Жалел Ефима Можарова и не мог себе простить, что в тяжкий момент не стоял плечом к плечу с ним. Надо было его поддержать, а он, Мамонт Петрович, все свое внимание обратил на бандитку, как и все трибунальцы. А свой, в доску свой человек, оставленный без внимания и участия, пустил себе пулю в сердце. «Это же до умопомрачения дико произошло, – размышлял Мамонт Петрович. – Она его столько лет обманывала, предавала всю нашу партизанскую армию, летала по уезду в банде, а он не сумел вытоптать эту бандитку в самом себе. Какая сила вязала его с ней?…»
Понять того не мог.
XI
И крута гора, да забывчива; и лиха беда, да избывчива.
Горы надо одолевать, чтобы горя не видать.
А что, если за горами еще больше горя и зла неизбывного?…
За годы гражданки Мамонт Петрович немало отправил беляков на тот свет, но никогда ему не было так тяжело и сумно, как сейчас. Как будто залп грохнул не по бандитам, а – нутро изрешетило. В горле сушь и в голове туман.
Поднимаясь на боровиковскую горку из поймы, смотрел на черный тополь.
В голых сучьях черного тополя посвистывал ветер.
У столба ворот Боровиковых увидел Дуню в пестрой дохе. Удивился: почему она в улице? Может, Меланья не пустила в дом? Но когда подошел близко и встретился с ее глазами, догадался: она все знает.
– М-да. Не спишь? – и не узнал свой голос. Звенит, как колокольная медь. Дуня прижалась спиною к столбу, а в глазах вьет гнездо страх. Чего она испугалась? Сказать про то, что случай занес его присутствовать на казни бандитов, – не мог. Тяжесть такую не вдруг подымешь на язык.
Ничего не сказал.
Дуня прошла в ограду, и он следом за нею. Выбежала лохматая собака, взлаяла. Мамонт Петрович чуть задержался, посмотрел на собаку, и та, захлебываясь лаем, отступила и, скуля в бессильной злобе, спряталась в теплый свинарник.
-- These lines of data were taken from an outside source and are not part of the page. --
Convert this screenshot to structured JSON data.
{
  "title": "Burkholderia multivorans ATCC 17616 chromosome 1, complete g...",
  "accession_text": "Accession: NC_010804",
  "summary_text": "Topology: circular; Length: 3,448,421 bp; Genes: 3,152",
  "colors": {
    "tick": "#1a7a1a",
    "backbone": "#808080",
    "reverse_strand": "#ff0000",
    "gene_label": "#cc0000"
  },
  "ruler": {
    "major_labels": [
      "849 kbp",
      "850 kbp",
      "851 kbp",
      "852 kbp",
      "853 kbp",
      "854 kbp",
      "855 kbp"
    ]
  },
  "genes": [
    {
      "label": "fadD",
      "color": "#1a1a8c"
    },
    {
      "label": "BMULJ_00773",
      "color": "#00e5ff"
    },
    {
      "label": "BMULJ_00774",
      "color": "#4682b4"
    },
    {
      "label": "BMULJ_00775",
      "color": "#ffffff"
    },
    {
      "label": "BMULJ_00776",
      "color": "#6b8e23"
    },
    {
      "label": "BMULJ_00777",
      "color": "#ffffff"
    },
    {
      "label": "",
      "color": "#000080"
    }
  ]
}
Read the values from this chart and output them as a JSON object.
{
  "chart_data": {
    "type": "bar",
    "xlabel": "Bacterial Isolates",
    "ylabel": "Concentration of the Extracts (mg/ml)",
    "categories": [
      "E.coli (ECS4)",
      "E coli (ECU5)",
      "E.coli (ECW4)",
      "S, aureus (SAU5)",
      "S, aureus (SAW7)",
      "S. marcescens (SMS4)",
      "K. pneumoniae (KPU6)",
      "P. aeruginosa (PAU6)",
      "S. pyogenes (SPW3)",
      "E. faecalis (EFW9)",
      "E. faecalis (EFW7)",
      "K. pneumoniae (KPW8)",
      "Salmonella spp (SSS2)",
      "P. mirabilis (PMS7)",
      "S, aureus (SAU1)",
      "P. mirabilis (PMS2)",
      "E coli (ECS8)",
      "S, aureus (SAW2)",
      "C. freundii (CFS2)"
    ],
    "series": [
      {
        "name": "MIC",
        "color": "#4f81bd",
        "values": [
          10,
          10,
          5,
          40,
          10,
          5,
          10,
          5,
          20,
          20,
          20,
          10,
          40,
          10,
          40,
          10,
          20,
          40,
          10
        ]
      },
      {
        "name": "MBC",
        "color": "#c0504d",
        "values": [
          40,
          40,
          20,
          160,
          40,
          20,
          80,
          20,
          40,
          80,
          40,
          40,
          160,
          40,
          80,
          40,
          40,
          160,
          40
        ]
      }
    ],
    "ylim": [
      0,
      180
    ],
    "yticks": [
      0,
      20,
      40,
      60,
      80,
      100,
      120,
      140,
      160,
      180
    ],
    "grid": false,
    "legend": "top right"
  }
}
В избе горела плошка и пахло жженым конопляным маслом. Густились тени. Иконы казались черными, без ликов и нимбов. На столе стоял медный самовар, собранная снедь в двух глиняных чашках – отваренная картошка, квашеная капуста, постное масло в блюдце и две солдатские алюминиевые кружки – посуда для пришлых с ветра.
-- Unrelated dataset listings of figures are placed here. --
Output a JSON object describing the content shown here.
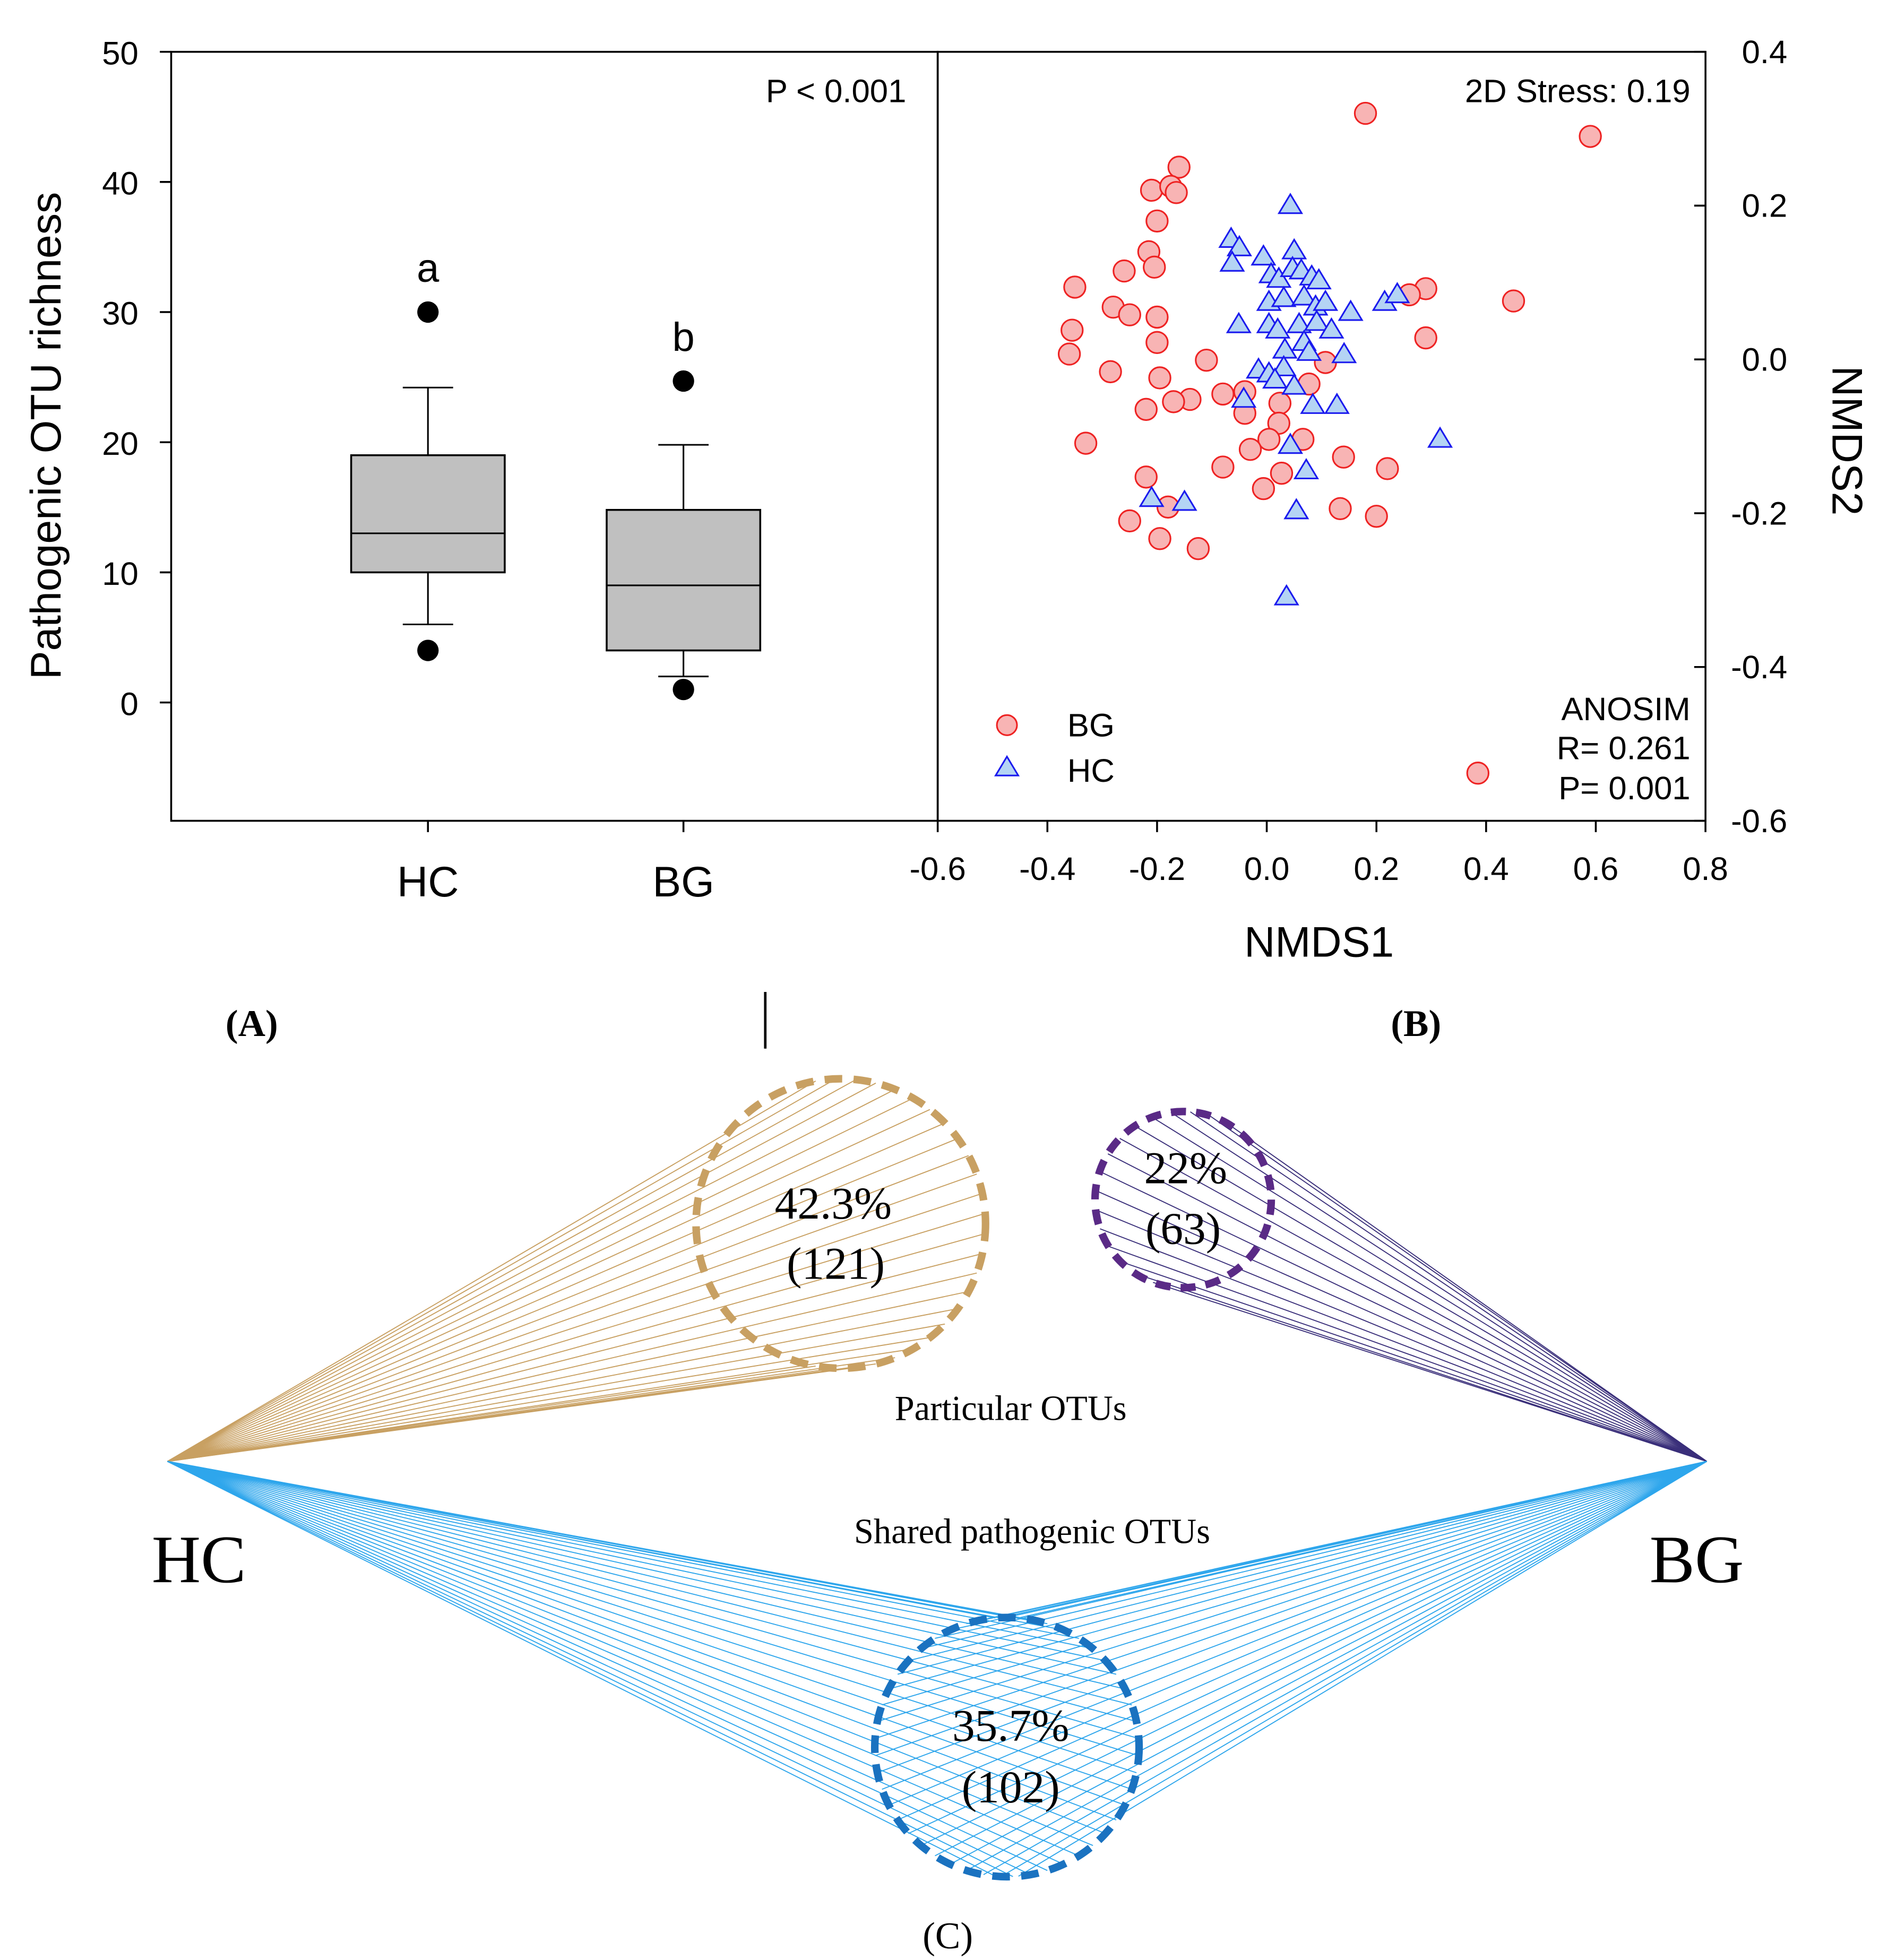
{
  "chart_data": [
    {
      "type": "box",
      "panel_label": "(A)",
      "ylabel": "Pathogenic OTU richness",
      "ylim": [
        -9.1,
        50
      ],
      "yticks": [
        0,
        10,
        20,
        30,
        40,
        50
      ],
      "categories": [
        "HC",
        "BG"
      ],
      "annotation": "P < 0.001",
      "boxes": [
        {
          "name": "HC",
          "whisker_low": 6,
          "q1": 10,
          "median": 13,
          "q3": 19,
          "whisker_high": 24.2,
          "outliers": [
            30,
            4
          ],
          "letter": "a"
        },
        {
          "name": "BG",
          "whisker_low": 2,
          "q1": 4,
          "median": 9,
          "q3": 14.8,
          "whisker_high": 19.8,
          "outliers": [
            24.7,
            1
          ],
          "letter": "b"
        }
      ],
      "colors": {
        "box": "#c0c0c0",
        "outlier": "#000000"
      }
    },
    {
      "type": "scatter",
      "panel_label": "(B)",
      "xlabel": "NMDS1",
      "ylabel": "NMDS2",
      "xlim": [
        -0.6,
        0.8
      ],
      "ylim": [
        -0.6,
        0.4
      ],
      "xticks": [
        "-0.6",
        "-0.4",
        "-0.2",
        "0.0",
        "0.2",
        "0.4",
        "0.6",
        "0.8"
      ],
      "yticks": [
        "0.4",
        "0.2",
        "0.0",
        "-0.2",
        "-0.4",
        "-0.6"
      ],
      "stress": "2D Stress: 0.19",
      "anosim": [
        "ANOSIM",
        "R= 0.261",
        "P= 0.001"
      ],
      "legend": {
        "position": "bottom-left",
        "entries": [
          "BG",
          "HC"
        ]
      },
      "series": [
        {
          "name": "BG",
          "marker": "circle",
          "fill": "#f8b4b4",
          "stroke": "#ee2222",
          "points": [
            [
              0.18,
              0.32
            ],
            [
              0.59,
              0.29
            ],
            [
              -0.16,
              0.25
            ],
            [
              -0.21,
              0.22
            ],
            [
              -0.175,
              0.225
            ],
            [
              -0.165,
              0.217
            ],
            [
              -0.2,
              0.18
            ],
            [
              -0.215,
              0.14
            ],
            [
              -0.205,
              0.12
            ],
            [
              -0.26,
              0.115
            ],
            [
              -0.35,
              0.094
            ],
            [
              -0.28,
              0.068
            ],
            [
              -0.25,
              0.058
            ],
            [
              -0.2,
              0.055
            ],
            [
              -0.355,
              0.038
            ],
            [
              -0.2,
              0.022
            ],
            [
              -0.36,
              0.007
            ],
            [
              -0.11,
              -0.001
            ],
            [
              -0.285,
              -0.016
            ],
            [
              -0.195,
              -0.024
            ],
            [
              0.45,
              0.076
            ],
            [
              0.29,
              0.092
            ],
            [
              0.26,
              0.084
            ],
            [
              0.29,
              0.028
            ],
            [
              0.107,
              -0.004
            ],
            [
              0.077,
              -0.032
            ],
            [
              -0.08,
              -0.045
            ],
            [
              -0.04,
              -0.042
            ],
            [
              -0.14,
              -0.052
            ],
            [
              -0.17,
              -0.055
            ],
            [
              -0.22,
              -0.065
            ],
            [
              -0.04,
              -0.07
            ],
            [
              0.024,
              -0.057
            ],
            [
              0.022,
              -0.083
            ],
            [
              0.004,
              -0.104
            ],
            [
              0.066,
              -0.104
            ],
            [
              -0.33,
              -0.109
            ],
            [
              -0.03,
              -0.117
            ],
            [
              -0.08,
              -0.14
            ],
            [
              0.027,
              -0.148
            ],
            [
              0.14,
              -0.127
            ],
            [
              0.22,
              -0.142
            ],
            [
              -0.22,
              -0.153
            ],
            [
              -0.006,
              -0.168
            ],
            [
              -0.18,
              -0.192
            ],
            [
              -0.25,
              -0.21
            ],
            [
              0.134,
              -0.194
            ],
            [
              0.2,
              -0.204
            ],
            [
              -0.195,
              -0.233
            ],
            [
              -0.125,
              -0.246
            ],
            [
              0.385,
              -0.538
            ]
          ]
        },
        {
          "name": "HC",
          "marker": "triangle",
          "fill": "#b4d4f4",
          "stroke": "#1a1aee",
          "points": [
            [
              0.043,
              0.2
            ],
            [
              -0.065,
              0.156
            ],
            [
              -0.05,
              0.145
            ],
            [
              -0.063,
              0.125
            ],
            [
              -0.006,
              0.133
            ],
            [
              0.05,
              0.141
            ],
            [
              0.008,
              0.11
            ],
            [
              0.022,
              0.104
            ],
            [
              0.047,
              0.118
            ],
            [
              0.063,
              0.115
            ],
            [
              0.082,
              0.107
            ],
            [
              0.095,
              0.102
            ],
            [
              0.004,
              0.074
            ],
            [
              0.031,
              0.079
            ],
            [
              0.068,
              0.081
            ],
            [
              0.089,
              0.068
            ],
            [
              0.107,
              0.074
            ],
            [
              0.153,
              0.061
            ],
            [
              0.215,
              0.074
            ],
            [
              0.238,
              0.084
            ],
            [
              -0.051,
              0.045
            ],
            [
              0.004,
              0.045
            ],
            [
              0.02,
              0.038
            ],
            [
              0.059,
              0.045
            ],
            [
              0.091,
              0.048
            ],
            [
              0.118,
              0.038
            ],
            [
              0.033,
              0.012
            ],
            [
              0.068,
              0.022
            ],
            [
              0.077,
              0.009
            ],
            [
              0.141,
              0.006
            ],
            [
              -0.015,
              -0.014
            ],
            [
              0.004,
              -0.019
            ],
            [
              0.031,
              -0.011
            ],
            [
              0.015,
              -0.027
            ],
            [
              0.05,
              -0.035
            ],
            [
              -0.042,
              -0.052
            ],
            [
              0.084,
              -0.06
            ],
            [
              0.128,
              -0.06
            ],
            [
              0.316,
              -0.104
            ],
            [
              0.043,
              -0.112
            ],
            [
              0.072,
              -0.145
            ],
            [
              -0.21,
              -0.181
            ],
            [
              -0.15,
              -0.186
            ],
            [
              0.054,
              -0.197
            ],
            [
              0.036,
              -0.309
            ]
          ]
        }
      ]
    },
    {
      "type": "diagram",
      "panel_label": "(C)",
      "groups": [
        "HC",
        "BG"
      ],
      "particular_label": "Particular OTUs",
      "shared_label": "Shared pathogenic OTUs",
      "sets": [
        {
          "name": "HC particular",
          "percent": "42.3%",
          "count": "(121)",
          "color": "#c8a062",
          "line_color": "#c8a062"
        },
        {
          "name": "BG particular",
          "percent": "22%",
          "count": "(63)",
          "color": "#5a2a86",
          "line_color": "#3a2f7a"
        },
        {
          "name": "Shared",
          "percent": "35.7%",
          "count": "(102)",
          "color": "#1a72c0",
          "line_color": "#2ea6ec"
        }
      ]
    }
  ]
}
Дуня сбросила доху и повесила на крюк возле двери. Под дохою был еще черный полушубок, точь-в-точь такой же, как на Катерине. Мамонту Петровичу вдруг примерещилось, что перед ним в полумраке не Дуня, а Катерина.
«Что он так уставился? – дрогнула Дуня, машинально расстегивая пуговки полушубка. – Наверное, ему что-то сказали про меня!.. А что, если в Таятах схватили…» – но даже сама себе не отважилась назвать имя человека, которого окрестила «последним огарышком судьбы», – Гавриила Иннокентьевича Ухоздвигова.
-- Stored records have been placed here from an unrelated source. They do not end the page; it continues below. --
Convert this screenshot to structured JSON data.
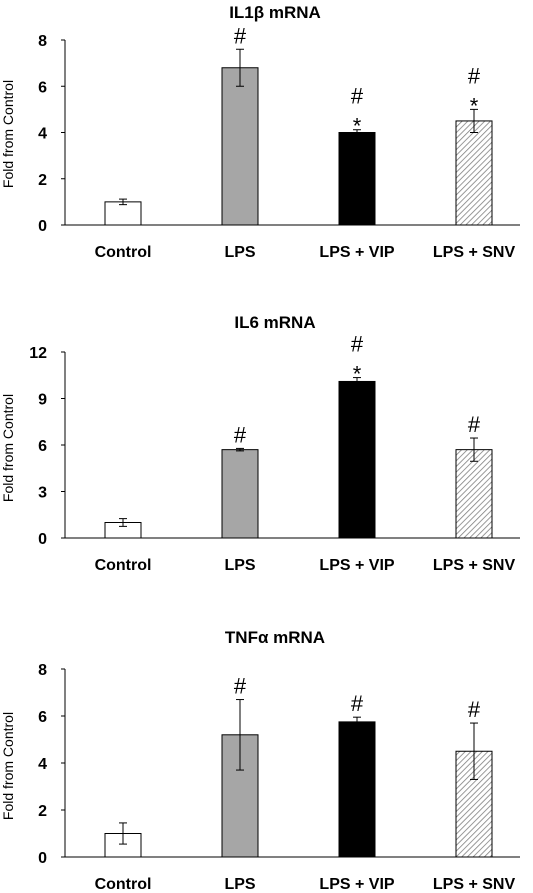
{
  "chart_data": [
    {
      "type": "bar",
      "title": "IL1β mRNA",
      "ylabel": "Fold from Control",
      "ylim": [
        0,
        8
      ],
      "yticks": [
        "0",
        "2",
        "4",
        "6",
        "8"
      ],
      "categories": [
        "Control",
        "LPS",
        "LPS + VIP",
        "LPS + SNV"
      ],
      "values": [
        1.0,
        6.8,
        4.0,
        4.5
      ],
      "errors": [
        0.12,
        0.8,
        0.12,
        0.5
      ],
      "fills": [
        "white",
        "gray",
        "black",
        "hatch"
      ],
      "annotations": [
        [],
        [
          "#"
        ],
        [
          "#",
          "*"
        ],
        [
          "#",
          "*"
        ]
      ]
    },
    {
      "type": "bar",
      "title": "IL6 mRNA",
      "ylabel": "Fold from Control",
      "ylim": [
        0,
        12
      ],
      "yticks": [
        "0",
        "3",
        "6",
        "9",
        "12"
      ],
      "categories": [
        "Control",
        "LPS",
        "LPS + VIP",
        "LPS + SNV"
      ],
      "values": [
        1.0,
        5.7,
        10.1,
        5.7
      ],
      "errors": [
        0.25,
        0.08,
        0.25,
        0.75
      ],
      "fills": [
        "white",
        "gray",
        "black",
        "hatch"
      ],
      "annotations": [
        [],
        [
          "#"
        ],
        [
          "#",
          "*"
        ],
        [
          "#"
        ]
      ]
    },
    {
      "type": "bar",
      "title": "TNFα mRNA",
      "ylabel": "Fold from Control",
      "ylim": [
        0,
        8
      ],
      "yticks": [
        "0",
        "2",
        "4",
        "6",
        "8"
      ],
      "categories": [
        "Control",
        "LPS",
        "LPS + VIP",
        "LPS + SNV"
      ],
      "values": [
        1.0,
        5.2,
        5.75,
        4.5
      ],
      "errors": [
        0.45,
        1.5,
        0.2,
        1.2
      ],
      "fills": [
        "white",
        "gray",
        "black",
        "hatch"
      ],
      "annotations": [
        [],
        [
          "#"
        ],
        [
          "#"
        ],
        [
          "#"
        ]
      ]
    }
  ],
  "colors": {
    "gray": "#a6a6a6",
    "black": "#000000",
    "white": "#ffffff",
    "hatch_line": "#7f7f7f"
  }
}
Полушубок кинула на лавку.
Мамонт Петрович, как столб, возвышался посредине избы. И та же отчужденность в усталом лице. Что он знает? Почему так страшно молчит?
– Подогреть самовар? – тихо спросила Дуня.
– Не надо.
Мамонт Петрович оглянулся по избе, подошел к кадке. Ковшика не было, и Дуня подала ему кружку. Зачерпнул из кадки воды и выпил разом.
– В горнице постель, Мамонт Петрович, – так же тихо сказала Дуня и, взяв плошку со стола, прошла в горницу. Слышала, как по половицам скрипнули рантовые сапоги – офицерские! Поставила плошку на стол.
Мамонт Петрович молча снял папаху, положил на табуретку, затем шашку, хрустящие ремни с парабеллумом в кобуре, генеральскую шинель на красной подкладке, достал из кармана шинели трофейный английский портсигар, вынул японскую сигаретку и медленно прикурил от спички. Дуня до того оробела перед молчащим Мамонтом, что не знала: привечать ли его, бежать ли от него без оглядки? Взялась разбирать постель. Это была ее постель: одеяло из верблюжьей шерсти, две пуховые подушки в давно не стиранных наволочках, пуховая перина.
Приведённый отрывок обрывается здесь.